Here it is also important to mention that among other things, the state is also looking for ways to keep gambling revenue within its borders. This is why many believe that gambling expansion and online gaming in particular are quite urgent matters, especially given the fact that neighboring jurisdictions are expanding their own industries. For instance, New York is to have three new full-scale gambling venues by 2020 and New Jersey is pushing for the construction of two new casinos in the state’s northern part.

And the opening of new casinos in the region could possibly lead to gambling oversaturation. This, in turn, could have quite a negative effect on Pennsylvania and its casinos. And people involved in the industry believe that online casino and poker products are actually an effective method for staving off bigger losses. The concept has been in practice in New Jersey since 2013. The state introduced online gambling services to complement its land-based offering.

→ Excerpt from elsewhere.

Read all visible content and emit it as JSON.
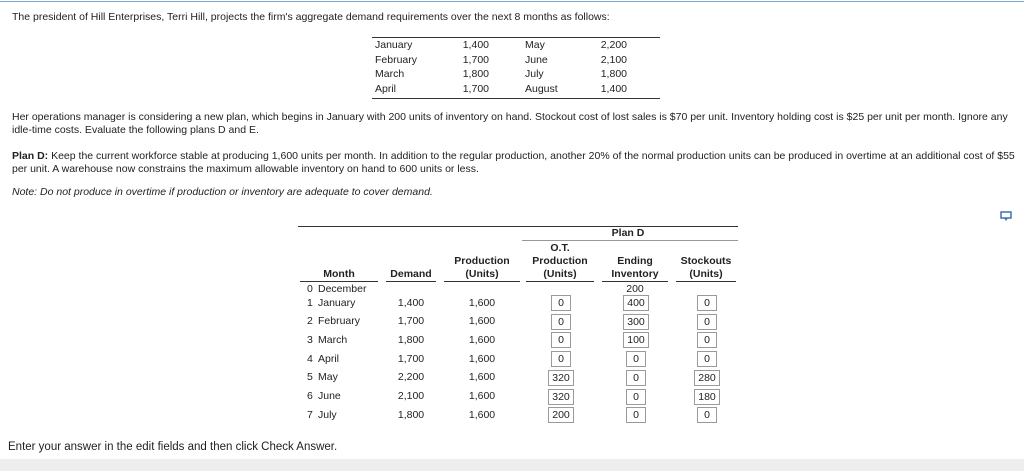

No matter whether independently or as part of a solution to Pennsylvania’s budget issues, Mr. Payne’s bill will likely be widely discussed in 2016. And if it is passed, the state is to become the fourth US jurisdiction where online gambling is legal, with New Jersey, Nevada, and Delaware being the other three. What is more, Pennsylvania’s land-based market is a large one. If and when it comes online, it will be one of the biggest in the country, much bigger than the once-popular gambling destination New Jersey. Last but not least, if it comes into effect, HB 649 will likely prompt other states to become a bit more aggressive in their efforts to have online gaming legalized.